Simões ressaltou que o governo federal é implacável ao cobrar ajustes e a correção orçamentária dos entes da federação, especialmente para garantir que sejam capazes de pagar suas dívidas para com a União, cujo pagamento em dia exige esforços muito grandes e retira recursos de setores mais relevantes e urgentes para a população e ações básicas de cidadania. Os participantes concordaram que, independentemente da fonte do recurso e da partilha pactuada de responsabilidades e receitas, à população - que na prática habita a cidade, e não o Estado ou a União - interessa apenas o exercício adequado das atribuições e competências de cada ente, que devem realizar da melhor forma o acerto de suas contas.

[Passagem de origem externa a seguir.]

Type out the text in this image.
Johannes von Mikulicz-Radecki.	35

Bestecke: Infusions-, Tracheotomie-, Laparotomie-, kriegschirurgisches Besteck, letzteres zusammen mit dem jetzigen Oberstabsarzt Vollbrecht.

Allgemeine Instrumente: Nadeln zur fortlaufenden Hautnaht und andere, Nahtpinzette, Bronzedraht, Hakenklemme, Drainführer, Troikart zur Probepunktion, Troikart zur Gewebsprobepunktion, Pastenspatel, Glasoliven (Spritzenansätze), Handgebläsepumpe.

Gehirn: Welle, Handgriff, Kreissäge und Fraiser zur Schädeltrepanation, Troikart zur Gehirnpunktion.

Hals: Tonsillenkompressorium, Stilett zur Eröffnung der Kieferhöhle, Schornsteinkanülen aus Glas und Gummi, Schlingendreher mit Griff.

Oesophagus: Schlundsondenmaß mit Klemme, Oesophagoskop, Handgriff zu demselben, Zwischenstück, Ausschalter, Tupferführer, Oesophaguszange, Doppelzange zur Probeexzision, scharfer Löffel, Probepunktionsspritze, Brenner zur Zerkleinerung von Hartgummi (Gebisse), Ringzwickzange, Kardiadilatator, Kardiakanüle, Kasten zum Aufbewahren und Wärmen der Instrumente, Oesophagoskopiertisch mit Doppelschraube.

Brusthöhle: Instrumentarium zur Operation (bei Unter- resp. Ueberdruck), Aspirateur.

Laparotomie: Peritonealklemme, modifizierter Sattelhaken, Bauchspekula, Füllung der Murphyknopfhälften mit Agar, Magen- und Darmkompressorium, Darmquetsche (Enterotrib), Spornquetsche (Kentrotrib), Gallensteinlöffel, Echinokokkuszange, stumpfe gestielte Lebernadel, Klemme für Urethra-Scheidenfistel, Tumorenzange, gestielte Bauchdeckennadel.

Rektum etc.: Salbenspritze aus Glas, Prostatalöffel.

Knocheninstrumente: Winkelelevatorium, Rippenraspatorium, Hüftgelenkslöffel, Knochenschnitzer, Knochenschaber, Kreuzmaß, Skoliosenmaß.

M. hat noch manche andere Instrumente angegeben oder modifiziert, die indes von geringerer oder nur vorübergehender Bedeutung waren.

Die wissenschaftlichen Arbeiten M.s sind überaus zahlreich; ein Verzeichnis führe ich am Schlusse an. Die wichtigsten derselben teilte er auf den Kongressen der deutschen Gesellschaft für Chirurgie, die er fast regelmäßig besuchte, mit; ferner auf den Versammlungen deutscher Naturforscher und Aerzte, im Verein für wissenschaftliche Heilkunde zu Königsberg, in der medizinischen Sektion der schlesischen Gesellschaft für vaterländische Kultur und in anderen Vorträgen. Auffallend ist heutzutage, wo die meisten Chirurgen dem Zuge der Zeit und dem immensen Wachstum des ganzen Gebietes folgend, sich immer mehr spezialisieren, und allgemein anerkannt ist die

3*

Durante o debate, foi mencionado ainda que o preço de commodities não é determinado pelo custo, e sim pelas oscilações e dinâmicas do mercado internacional, o que torna sem sentido oferta do benefício em nome da viabilização do negócio.

Os vereadores criticaram o aumento da concentração de recursos nas mãos da União em detrimento das outras esferas de governo, que teriam passado de 64% para 78%, e demonstraram preocupação com o conteúdo do acordo proposto pelos governadores, o qual não sinaliza sobre essa questão nem contempla de forma explícita os direitos e interesses dos municípios. Em BH, segundo Simões, convivemos com déficit corrente da ordem de R$ 300 milhões ao ano, que vem se acumulando. A revogação da lei, no entanto, para ele demandaria uma discussão mais complexa.

Aprovação e entrega do relatório

De acordo com Gilson Reis, a reunião desta quarta encerrou a etapa de audiências públicas que, juntamente com o encaminhamento de pedidos de informação e colheita de dados, permitiram à Comissão Especial apurar números concretos e avaliar melhor os impactos gerados pela Lei Complementar 87/96 sobre as finanças do estado e do município, bem como obter os posicionamentos de entidades e setores envolvidos ou afetados. No total, foram realizadas dez reuniões, com e sem a participação de convidados, que segundo o relator criaram condições objetivas para a compreensão da questão e seu encaminhamento nos interesses do município.

O parlamentar informou que o próximo passo será a consolidação das informações e sugestões apresentadas durante os debates em um relatório, que deverá ser discutido e aprovado pelos integrantes do colegiado no próximo dia 27 de setembro. Já a apresentação do documento final e sua entrega às autoridades e à população serão feitas durante um ato público no dia 9 de outubro, a partir das 9h, no Plenário Amynthas de Barros, para o qual serão convidados o governador do estado, o prefeito da capital e outras autoridades, Fiemg, CDL, conselhos, entidades e organizações da sociedade civil.

Segundo os vereadores, é essencial o alinhamento e a mobilização de todos os setores políticos e econômicos e da sociedade civil em torno da questão, pressionando o governo federal e o Congresso no sentido de exigir as devidas contrapartidas pelo desequilíbrio fiscal produzido pela Lei Kandir e o ressarcimento das pesadas perdas já sofridas pelo município. “A ideia é encher a Casa para reforçar a reivindicação”, declarou Gilson Reis.